A Wealth of Common Sense, in detail
A Wealth of Common Sense is Ben Carlson's argument that individual investors outperform most professionals not by being smarter but by doing fewer things and making fewer mistakes. Carlson is a portfolio manager and writer who runs the blog A Wealth of Common Sense, and the book draws on both his professional experience and a close reading of the behavioral finance literature. The core claim is that simple, low-cost, diversified strategies outperform complex ones over long periods — not because the strategies are optimal in every market environment, but because they are sustainable and require almost no behavioral discipline to execute.
Carlson spends considerable time on the gap between what investors know and what they do. Most financially literate people know they should buy low and sell high, diversify, hold through volatility, and keep costs down. Most of them don't do it consistently. The reasons are psychological: loss aversion, recency bias, the narrative fallacy that makes recent market performance feel like evidence about the future, and the illusion that more sophisticated analysis leads to better outcomes. The book documents these biases clearly and offers a framework for designing a portfolio that's robust to them.

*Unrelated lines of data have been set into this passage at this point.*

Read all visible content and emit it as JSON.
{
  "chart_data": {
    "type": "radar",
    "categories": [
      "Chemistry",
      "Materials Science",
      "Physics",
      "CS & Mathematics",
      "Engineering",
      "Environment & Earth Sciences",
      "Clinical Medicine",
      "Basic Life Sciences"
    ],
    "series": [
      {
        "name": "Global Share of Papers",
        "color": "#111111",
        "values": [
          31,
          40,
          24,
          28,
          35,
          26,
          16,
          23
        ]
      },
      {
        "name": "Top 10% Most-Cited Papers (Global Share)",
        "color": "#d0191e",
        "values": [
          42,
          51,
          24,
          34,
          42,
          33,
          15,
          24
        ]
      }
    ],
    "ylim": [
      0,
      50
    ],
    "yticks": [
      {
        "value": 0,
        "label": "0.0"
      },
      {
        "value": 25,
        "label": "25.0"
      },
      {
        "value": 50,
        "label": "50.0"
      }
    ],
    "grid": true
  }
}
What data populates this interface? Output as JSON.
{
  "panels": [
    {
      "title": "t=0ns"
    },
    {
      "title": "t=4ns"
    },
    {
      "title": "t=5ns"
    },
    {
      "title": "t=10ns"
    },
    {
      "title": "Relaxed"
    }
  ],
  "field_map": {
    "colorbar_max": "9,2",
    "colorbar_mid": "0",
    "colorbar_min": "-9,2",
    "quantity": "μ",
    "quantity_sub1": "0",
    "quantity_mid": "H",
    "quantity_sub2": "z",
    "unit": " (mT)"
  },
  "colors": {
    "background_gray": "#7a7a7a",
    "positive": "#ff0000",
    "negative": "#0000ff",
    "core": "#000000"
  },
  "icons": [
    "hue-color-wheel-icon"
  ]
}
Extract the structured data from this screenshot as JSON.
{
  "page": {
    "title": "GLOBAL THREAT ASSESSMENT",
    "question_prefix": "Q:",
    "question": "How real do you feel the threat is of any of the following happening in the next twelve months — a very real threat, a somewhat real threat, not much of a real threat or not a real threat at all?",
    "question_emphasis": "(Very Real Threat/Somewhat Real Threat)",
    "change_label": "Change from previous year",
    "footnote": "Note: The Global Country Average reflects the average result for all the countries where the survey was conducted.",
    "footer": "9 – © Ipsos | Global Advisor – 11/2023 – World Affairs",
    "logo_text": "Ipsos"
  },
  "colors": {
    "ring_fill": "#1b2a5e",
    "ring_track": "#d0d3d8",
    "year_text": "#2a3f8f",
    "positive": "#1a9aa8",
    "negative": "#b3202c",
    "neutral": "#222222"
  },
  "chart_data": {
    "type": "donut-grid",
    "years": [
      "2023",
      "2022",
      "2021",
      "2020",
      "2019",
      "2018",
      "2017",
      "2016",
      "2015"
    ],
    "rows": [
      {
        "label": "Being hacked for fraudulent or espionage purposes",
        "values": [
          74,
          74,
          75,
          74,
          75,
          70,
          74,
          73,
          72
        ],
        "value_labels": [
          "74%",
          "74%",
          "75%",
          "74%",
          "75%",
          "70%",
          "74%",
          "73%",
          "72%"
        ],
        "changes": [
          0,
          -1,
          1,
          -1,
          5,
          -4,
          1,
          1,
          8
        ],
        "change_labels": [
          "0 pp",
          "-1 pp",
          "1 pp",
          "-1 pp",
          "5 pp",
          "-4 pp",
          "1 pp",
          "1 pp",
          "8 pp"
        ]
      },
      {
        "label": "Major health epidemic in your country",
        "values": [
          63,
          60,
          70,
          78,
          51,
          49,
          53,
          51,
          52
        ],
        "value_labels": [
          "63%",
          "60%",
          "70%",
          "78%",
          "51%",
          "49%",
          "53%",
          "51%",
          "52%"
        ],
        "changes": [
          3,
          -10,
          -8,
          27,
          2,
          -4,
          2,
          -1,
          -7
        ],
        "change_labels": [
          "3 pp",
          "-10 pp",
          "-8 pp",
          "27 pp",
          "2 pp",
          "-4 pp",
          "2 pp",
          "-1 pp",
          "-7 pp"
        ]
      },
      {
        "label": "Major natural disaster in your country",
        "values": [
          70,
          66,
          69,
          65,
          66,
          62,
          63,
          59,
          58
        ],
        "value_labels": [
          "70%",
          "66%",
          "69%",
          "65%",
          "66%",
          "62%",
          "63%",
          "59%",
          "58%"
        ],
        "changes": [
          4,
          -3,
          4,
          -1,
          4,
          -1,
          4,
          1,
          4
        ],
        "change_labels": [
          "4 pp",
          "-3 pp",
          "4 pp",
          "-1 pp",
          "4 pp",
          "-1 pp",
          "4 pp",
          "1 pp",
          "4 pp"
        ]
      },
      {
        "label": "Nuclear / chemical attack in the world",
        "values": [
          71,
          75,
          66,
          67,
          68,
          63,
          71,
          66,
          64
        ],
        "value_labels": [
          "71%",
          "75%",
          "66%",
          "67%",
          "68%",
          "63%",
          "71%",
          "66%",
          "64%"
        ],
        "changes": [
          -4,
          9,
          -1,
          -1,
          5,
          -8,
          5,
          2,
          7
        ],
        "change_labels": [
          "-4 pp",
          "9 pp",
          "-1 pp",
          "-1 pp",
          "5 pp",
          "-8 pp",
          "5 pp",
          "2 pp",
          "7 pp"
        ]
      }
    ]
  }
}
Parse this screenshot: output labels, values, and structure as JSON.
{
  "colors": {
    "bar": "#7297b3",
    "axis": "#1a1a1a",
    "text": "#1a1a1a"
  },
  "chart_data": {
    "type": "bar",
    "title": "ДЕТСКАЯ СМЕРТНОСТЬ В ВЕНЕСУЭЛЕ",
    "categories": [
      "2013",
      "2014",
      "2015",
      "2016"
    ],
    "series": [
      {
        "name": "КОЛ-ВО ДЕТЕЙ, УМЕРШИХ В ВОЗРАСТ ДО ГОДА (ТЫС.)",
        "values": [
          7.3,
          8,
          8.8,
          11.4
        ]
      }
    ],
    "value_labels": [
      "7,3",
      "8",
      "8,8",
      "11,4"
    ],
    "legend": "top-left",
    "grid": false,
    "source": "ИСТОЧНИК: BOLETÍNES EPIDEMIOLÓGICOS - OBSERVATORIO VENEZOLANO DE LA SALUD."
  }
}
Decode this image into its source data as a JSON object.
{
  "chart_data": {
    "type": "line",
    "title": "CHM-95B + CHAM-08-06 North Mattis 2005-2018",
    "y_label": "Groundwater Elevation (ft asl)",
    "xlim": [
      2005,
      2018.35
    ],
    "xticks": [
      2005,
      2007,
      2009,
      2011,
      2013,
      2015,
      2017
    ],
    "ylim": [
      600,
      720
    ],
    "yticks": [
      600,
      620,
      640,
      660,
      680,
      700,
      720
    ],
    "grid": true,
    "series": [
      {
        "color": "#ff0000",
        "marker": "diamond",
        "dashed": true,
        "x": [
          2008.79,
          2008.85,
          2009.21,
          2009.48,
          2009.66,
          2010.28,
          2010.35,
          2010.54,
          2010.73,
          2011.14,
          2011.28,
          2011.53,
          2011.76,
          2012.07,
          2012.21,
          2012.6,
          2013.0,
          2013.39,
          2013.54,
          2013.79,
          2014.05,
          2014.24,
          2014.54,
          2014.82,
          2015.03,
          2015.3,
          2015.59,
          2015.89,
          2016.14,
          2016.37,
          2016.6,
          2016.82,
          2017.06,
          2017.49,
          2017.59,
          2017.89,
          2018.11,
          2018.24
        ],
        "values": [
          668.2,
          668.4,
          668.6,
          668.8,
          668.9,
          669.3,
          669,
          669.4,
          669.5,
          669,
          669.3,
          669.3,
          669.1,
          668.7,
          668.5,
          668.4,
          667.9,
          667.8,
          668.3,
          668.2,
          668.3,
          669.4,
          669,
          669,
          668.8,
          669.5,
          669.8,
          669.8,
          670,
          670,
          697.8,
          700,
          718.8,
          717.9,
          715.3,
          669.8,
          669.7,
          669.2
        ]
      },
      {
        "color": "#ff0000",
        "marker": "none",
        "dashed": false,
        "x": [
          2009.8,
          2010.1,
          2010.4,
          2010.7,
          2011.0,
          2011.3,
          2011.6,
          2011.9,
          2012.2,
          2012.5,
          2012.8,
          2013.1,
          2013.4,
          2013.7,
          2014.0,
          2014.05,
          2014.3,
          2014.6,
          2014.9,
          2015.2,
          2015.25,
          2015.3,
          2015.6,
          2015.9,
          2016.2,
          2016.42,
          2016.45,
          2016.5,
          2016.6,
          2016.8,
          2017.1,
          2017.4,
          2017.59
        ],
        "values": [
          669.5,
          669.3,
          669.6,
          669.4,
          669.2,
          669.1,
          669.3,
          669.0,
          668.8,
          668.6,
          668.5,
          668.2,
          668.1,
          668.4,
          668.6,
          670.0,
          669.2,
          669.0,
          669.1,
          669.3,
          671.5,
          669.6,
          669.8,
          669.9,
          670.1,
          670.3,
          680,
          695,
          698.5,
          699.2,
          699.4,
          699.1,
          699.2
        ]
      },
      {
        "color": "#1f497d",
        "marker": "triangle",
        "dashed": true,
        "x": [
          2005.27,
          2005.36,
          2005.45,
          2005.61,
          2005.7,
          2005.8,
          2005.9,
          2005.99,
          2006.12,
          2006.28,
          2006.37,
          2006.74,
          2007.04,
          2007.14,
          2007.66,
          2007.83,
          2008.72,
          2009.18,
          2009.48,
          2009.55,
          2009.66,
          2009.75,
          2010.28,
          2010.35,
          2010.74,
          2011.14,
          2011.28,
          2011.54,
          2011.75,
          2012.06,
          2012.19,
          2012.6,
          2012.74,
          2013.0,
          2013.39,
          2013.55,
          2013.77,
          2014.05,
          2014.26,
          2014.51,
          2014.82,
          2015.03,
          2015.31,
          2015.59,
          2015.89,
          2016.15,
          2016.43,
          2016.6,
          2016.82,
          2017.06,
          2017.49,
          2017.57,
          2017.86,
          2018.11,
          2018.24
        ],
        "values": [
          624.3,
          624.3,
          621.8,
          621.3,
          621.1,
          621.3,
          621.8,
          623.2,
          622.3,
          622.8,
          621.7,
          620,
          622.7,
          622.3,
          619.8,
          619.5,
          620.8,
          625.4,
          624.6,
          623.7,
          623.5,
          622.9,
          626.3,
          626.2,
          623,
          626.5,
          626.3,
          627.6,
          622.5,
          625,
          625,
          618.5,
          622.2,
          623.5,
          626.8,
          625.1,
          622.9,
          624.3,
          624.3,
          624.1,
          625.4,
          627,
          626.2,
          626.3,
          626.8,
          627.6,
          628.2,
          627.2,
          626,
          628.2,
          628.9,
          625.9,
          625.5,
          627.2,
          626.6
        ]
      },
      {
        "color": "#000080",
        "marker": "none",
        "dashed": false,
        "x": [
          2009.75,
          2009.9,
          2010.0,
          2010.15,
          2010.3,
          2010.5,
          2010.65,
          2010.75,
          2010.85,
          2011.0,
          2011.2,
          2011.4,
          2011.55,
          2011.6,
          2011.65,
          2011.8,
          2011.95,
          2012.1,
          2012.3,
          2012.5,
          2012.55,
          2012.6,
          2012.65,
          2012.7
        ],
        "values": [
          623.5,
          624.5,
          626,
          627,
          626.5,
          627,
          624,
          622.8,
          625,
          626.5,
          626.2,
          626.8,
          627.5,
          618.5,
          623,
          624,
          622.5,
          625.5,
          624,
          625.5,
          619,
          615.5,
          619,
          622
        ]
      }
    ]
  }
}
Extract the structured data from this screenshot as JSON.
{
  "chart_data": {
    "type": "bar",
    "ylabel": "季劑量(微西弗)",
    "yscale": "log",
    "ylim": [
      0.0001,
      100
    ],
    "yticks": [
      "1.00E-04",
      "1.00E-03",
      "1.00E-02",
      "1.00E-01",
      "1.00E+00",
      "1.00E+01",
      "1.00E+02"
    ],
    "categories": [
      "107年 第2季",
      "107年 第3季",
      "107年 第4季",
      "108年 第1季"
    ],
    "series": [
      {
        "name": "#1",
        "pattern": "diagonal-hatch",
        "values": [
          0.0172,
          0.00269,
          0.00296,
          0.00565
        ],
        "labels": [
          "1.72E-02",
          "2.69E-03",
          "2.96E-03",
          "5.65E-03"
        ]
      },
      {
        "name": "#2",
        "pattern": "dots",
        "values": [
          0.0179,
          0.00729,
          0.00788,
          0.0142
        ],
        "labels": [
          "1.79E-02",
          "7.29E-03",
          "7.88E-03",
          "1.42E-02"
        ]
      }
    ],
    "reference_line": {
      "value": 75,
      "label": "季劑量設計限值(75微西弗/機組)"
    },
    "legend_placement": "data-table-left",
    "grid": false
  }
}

The practical recommendations center on simplicity: a small number of broad asset classes, index funds, automatic rebalancing, and predetermined rules for reacting to downturns. Carlson is direct about what this approach gives up — it won't beat the market in any given year, it won't feel interesting, and it will look embarrassing during periods when alternative strategies are working. What it provides is low costs, behavioral sustainability, and a return profile that compounds reliably over decades.
The most useful sections deal with how to handle market volatility, which is when most investors make expensive mistakes. Carlson argues that having a written investment policy statement — a document specifying your asset allocation, rebalancing rules, and how you will respond to various market scenarios — is the single most protective tool available to individual investors. The discipline of articulating your strategy in advance removes the worst decisions from emotional real-time processing.
The big ideas
- 1.
Simplicity beats complexity in investing over long periods. A three-fund portfolio beats most actively managed alternatives not because it's optimized but because it's sustainable and cheap.
- 2.
The gap between investment returns and investor returns is large and persistent. Most investors underperform their own funds by timing poorly — buying after gains and selling after losses.
- 3.
Costs compound just like returns. A 1% annual fee that seems trivial can absorb 20–25% of terminal wealth over a thirty-year period.